Jim, to his eternal credit, said yes to both and I began work on a new Greenberg story with a gifted young artist named Mark Badger.  We’d collaborated on a Gargoyle mini-series for Marvel that I remain very proud of and I saw something in Mark’s singular, iconoclastic style that was perfect for my tale of writer’s block, Hollywood seduction and the biblical mother of demons, Lilith:  Mark didn’t just meet my expectations, he transcended them.  Ann Nocenti—another huge talent and old friend—was our editor and she completely understood what Mark and I were going for, both verbally and visually.  Ann supported us, with great enthusiasm, every step of the way.

When the Greenberg graphic novel finally came out, it was no sales sensation—but, again, it was a work that a number of my fellow professionals took to heart.  The late, great Dwayne MacDuffie told me it was his favorite graphic novel:  he called it “Portnoy’s Complaint meets Dracula”—a better description than I could have ever come up with.  I heard from Peter David that Stan Lee—my childhood hero and probably yours, too—loved it, as well.  And I remember being summoned to a meeting with the Marvel Big Brass, where I was introduced to a wonderful man named Don Kopaloff who was, at the time, Marvel’s agent in the movie business.  (He later became my first agent, as well.)  The Brass loved Greenberg and wanted to see it developed as a film:  you can imagine how quickly I finished the half-written screenplay I’d had lying around for seven or so years. 

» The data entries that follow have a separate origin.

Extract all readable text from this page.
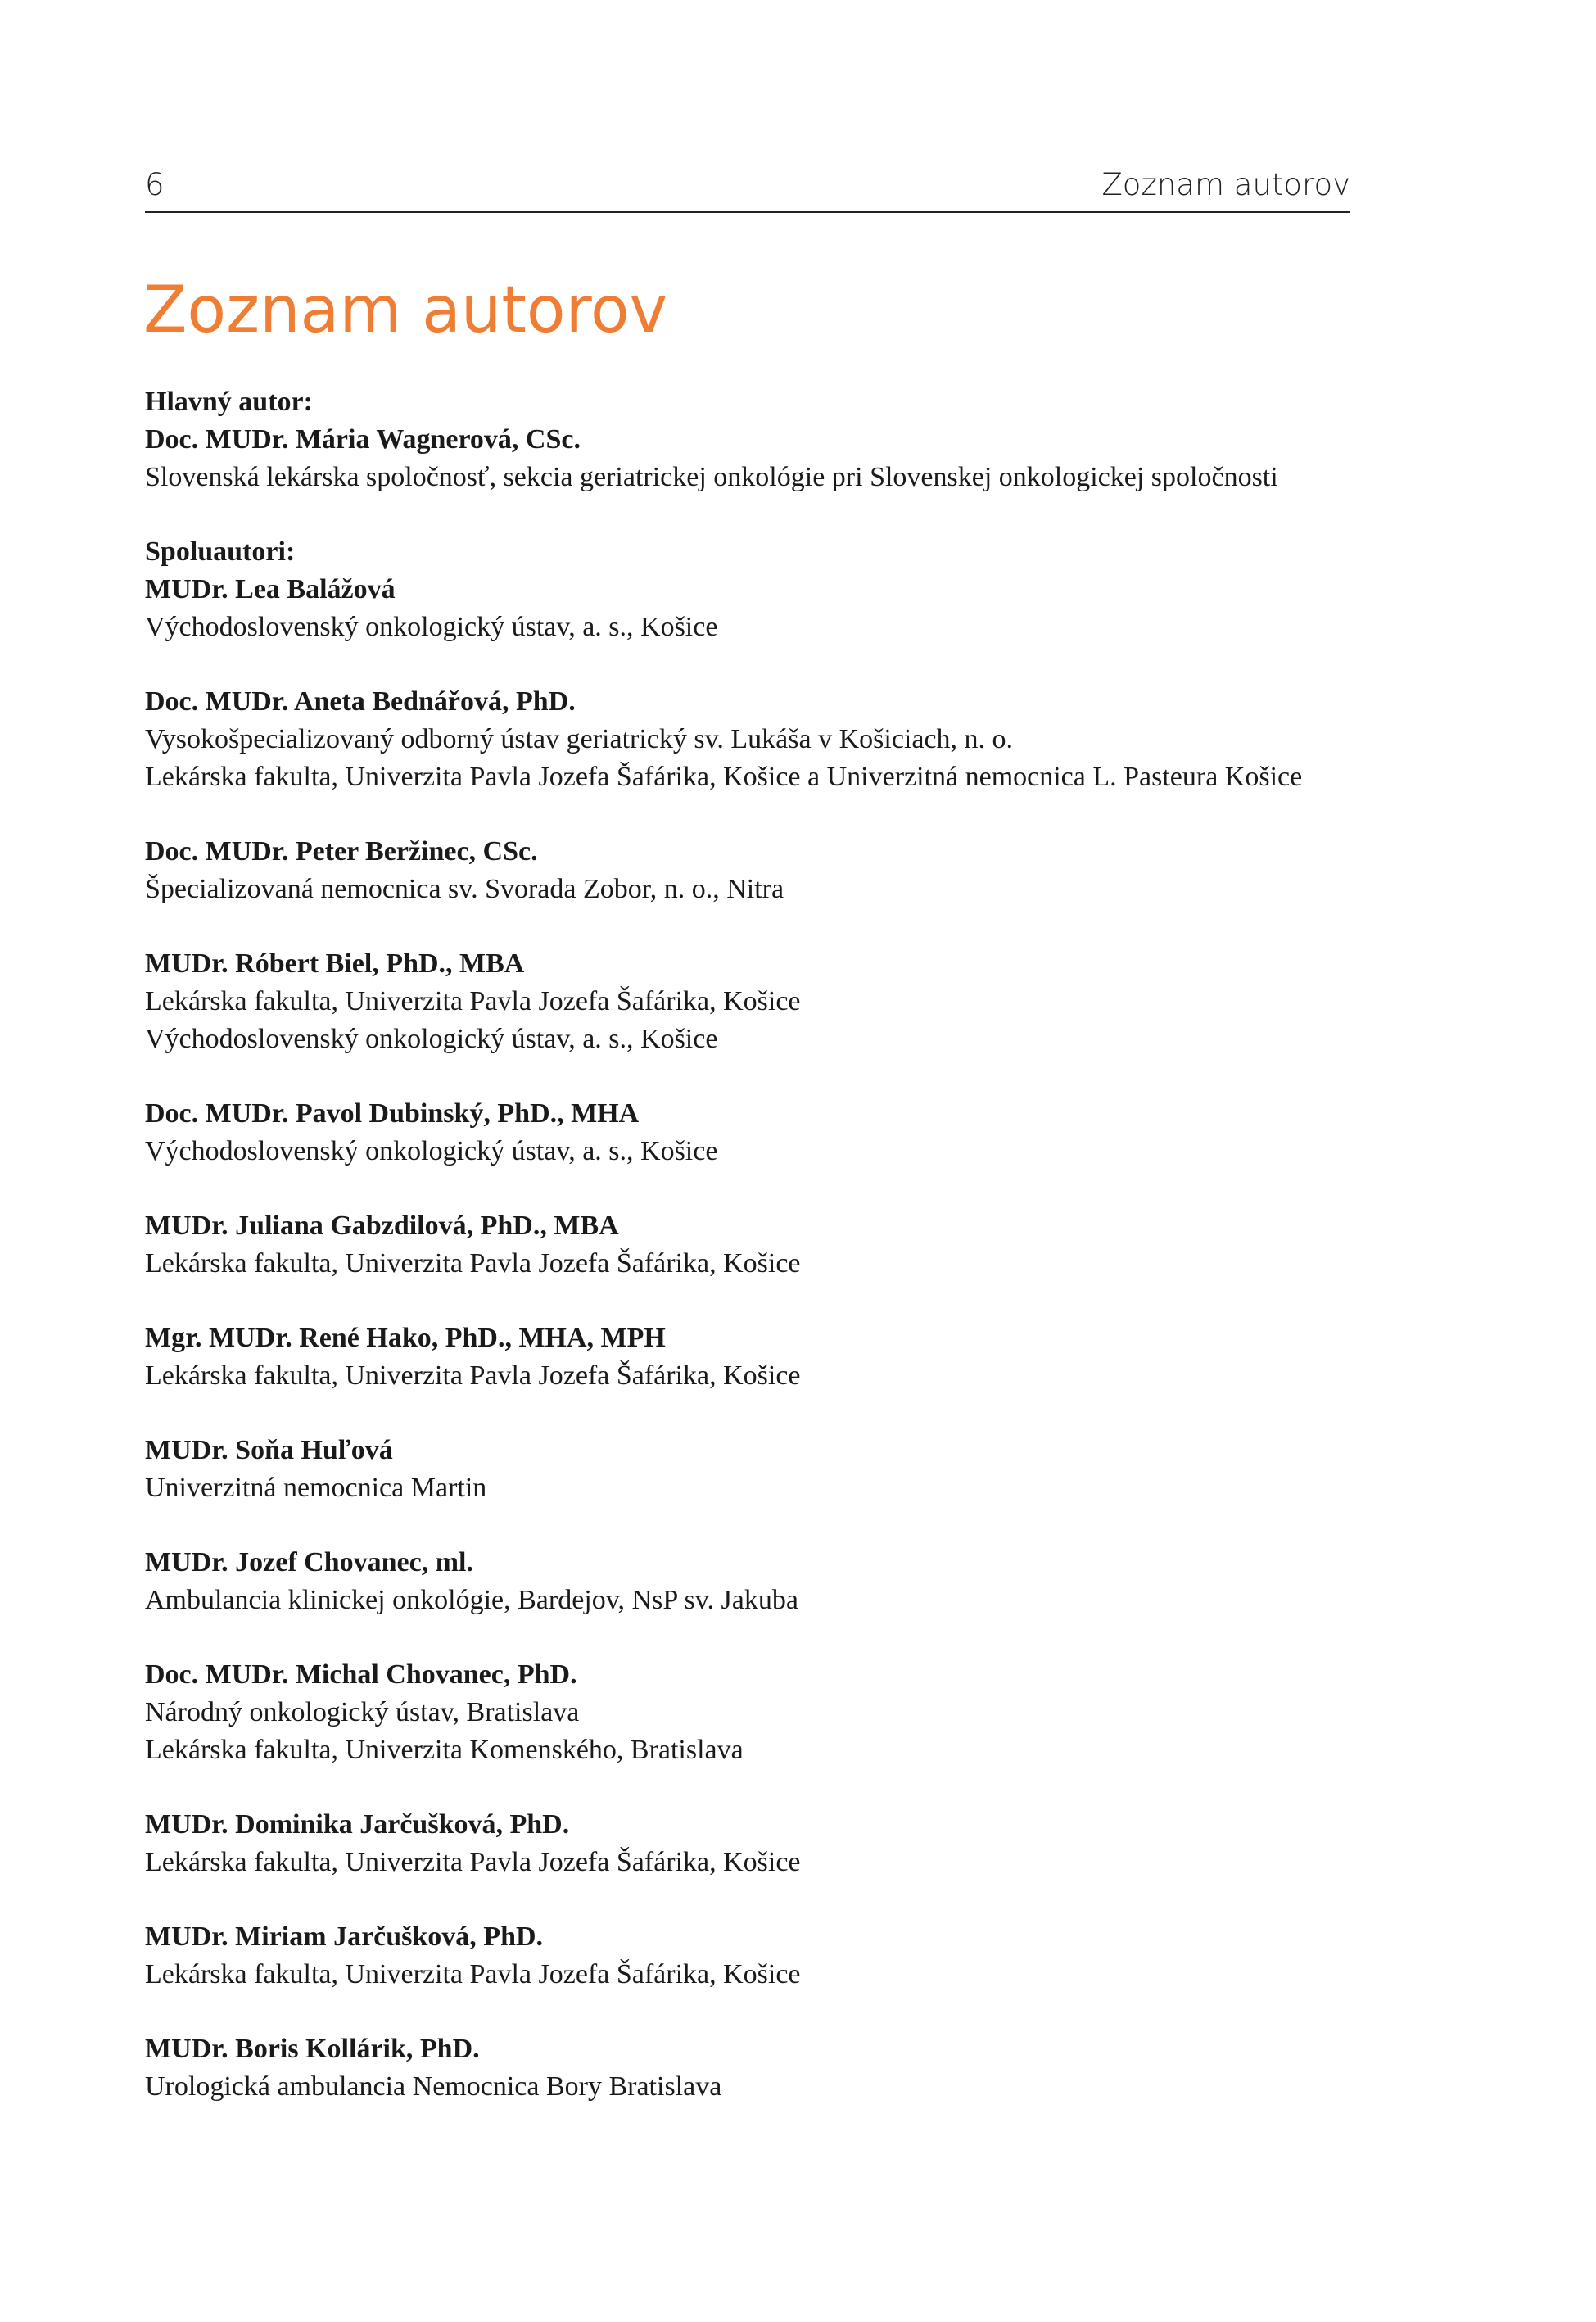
6	Zoznam autorov
Zoznam autorov
Hlavný autor:
Doc. MUDr. Mária Wagnerová, CSc.
Slovenská lekárska spoločnosť, sekcia geriatrickej onkológie pri Slovenskej onkologickej spoločnosti
Spoluautori:
MUDr. Lea Balážová
Východoslovenský onkologický ústav, a. s., Košice
Doc. MUDr. Aneta Bednářová, PhD.
Vysokošpecializovaný odborný ústav geriatrický sv. Lukáša v Košiciach, n. o.
Lekárska fakulta, Univerzita Pavla Jozefa Šafárika, Košice a Univerzitná nemocnica L. Pasteura Košice
Doc. MUDr. Peter Beržinec, CSc.
Špecializovaná nemocnica sv. Svorada Zobor, n. o., Nitra
MUDr. Róbert Biel, PhD., MBA
Lekárska fakulta, Univerzita Pavla Jozefa Šafárika, Košice
Východoslovenský onkologický ústav, a. s., Košice
Doc. MUDr. Pavol Dubinský, PhD., MHA
Východoslovenský onkologický ústav, a. s., Košice
MUDr. Juliana Gabzdilová, PhD., MBA
Lekárska fakulta, Univerzita Pavla Jozefa Šafárika, Košice
Mgr. MUDr. René Hako, PhD., MHA, MPH
Lekárska fakulta, Univerzita Pavla Jozefa Šafárika, Košice
MUDr. Soňa Huľová
Univerzitná nemocnica Martin
MUDr. Jozef Chovanec, ml.
Ambulancia klinickej onkológie, Bardejov, NsP sv. Jakuba
Doc. MUDr. Michal Chovanec, PhD.
Národný onkologický ústav, Bratislava
Lekárska fakulta, Univerzita Komenského, Bratislava
MUDr. Dominika Jarčušková, PhD.
Lekárska fakulta, Univerzita Pavla Jozefa Šafárika, Košice
MUDr. Miriam Jarčušková, PhD.
Lekárska fakulta, Univerzita Pavla Jozefa Šafárika, Košice
MUDr. Boris Kollárik, PhD.
Urologická ambulancia Nemocnica Bory Bratislava
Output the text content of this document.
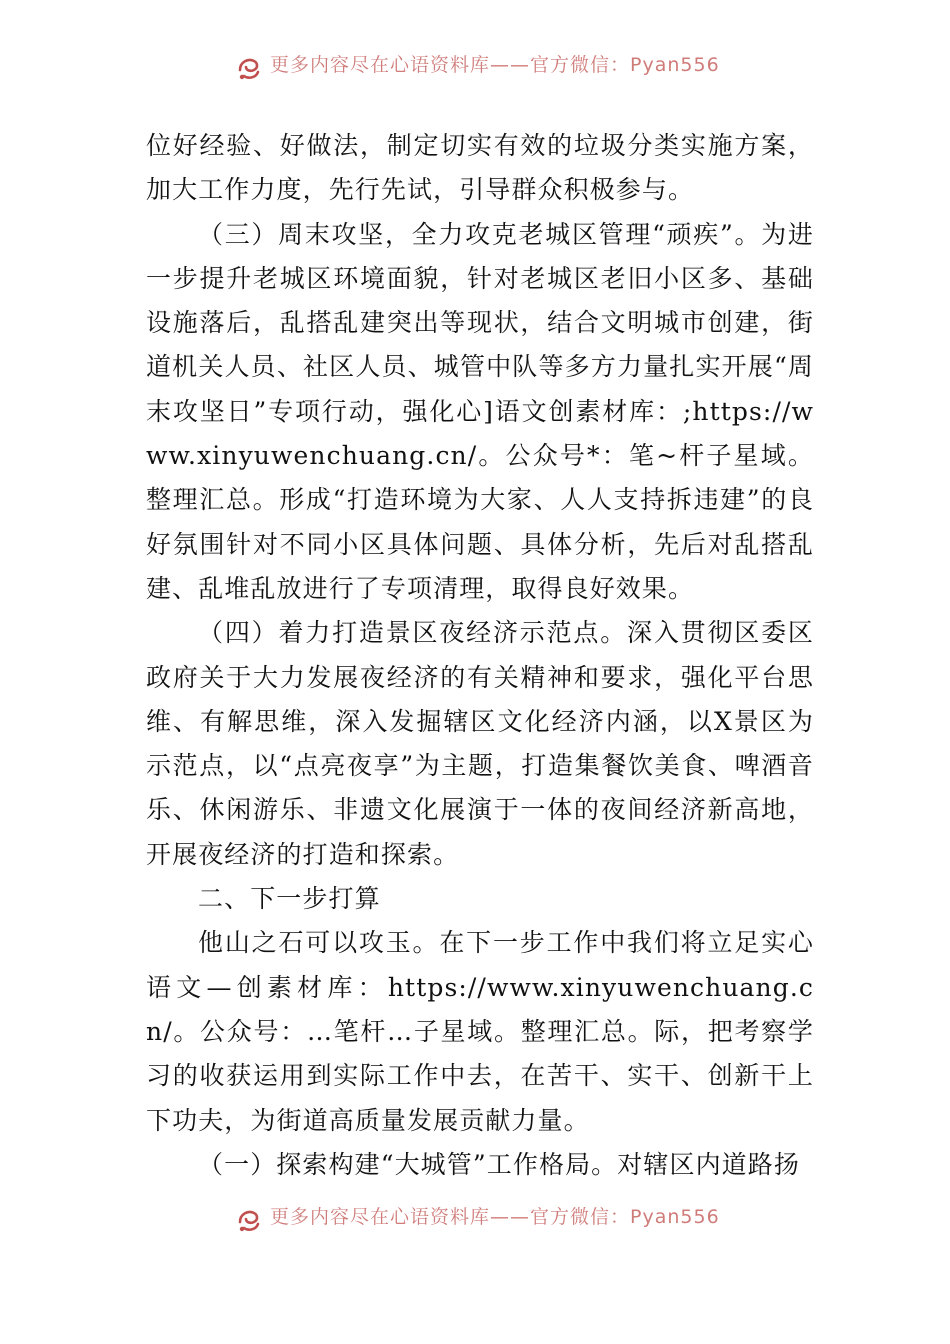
更多内容尽在心语资料库——官方微信：Pyan556

位好经验、好做法，制定切实有效的垃圾分类实施方案，加大工作力度，先行先试，引导群众积极参与。

（三）周末攻坚，全力攻克老城区管理“顽疾”。为进一步提升老城区环境面貌，针对老城区老旧小区多、基础设施落后，乱搭乱建突出等现状，结合文明城市创建，街道机关人员、社区人员、城管中队等多方力量扎实开展“周末攻坚日”专项行动，强化心]语文创素材库：;https://www.xinyuwenchuang.cn/。公众号*：笔~杆子星域。整理汇总。形成“打造环境为大家、人人支持拆违建”的良好氛围针对不同小区具体问题、具体分析，先后对乱搭乱建、乱堆乱放进行了专项清理，取得良好效果。

（四）着力打造景区夜经济示范点。深入贯彻区委区政府关于大力发展夜经济的有关精神和要求，强化平台思维、有解思维，深入发掘辖区文化经济内涵，以X景区为示范点，以“点亮夜享”为主题，打造集餐饮美食、啤酒音乐、休闲游乐、非遗文化展演于一体的夜间经济新高地，开展夜经济的打造和探索。

二、下一步打算

他山之石可以攻玉。在下一步工作中我们将立足实心语文—创素材库：https://www.xinyuwenchuang.cn/。公众号：…笔杆…子星域。整理汇总。际，把考察学习的收获运用到实际工作中去，在苦干、实干、创新干上下功夫，为街道高质量发展贡献力量。

（一）探索构建“大城管”工作格局。对辖区内道路扬

更多内容尽在心语资料库——官方微信：Pyan556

No, Greenberg never made it to the screen—considering that Marvel has completely conquered Hollywood, never say never, right?—but the two stories contained within this collection remain near and dear to my heart.  Without Oscar, Denise, Morrie, Ira and Mama, I wouldn’t be half the writer I am today.

All of which is my long-winded way of saying how happy I am to see these twin tales back in print.  Hope you enjoy them.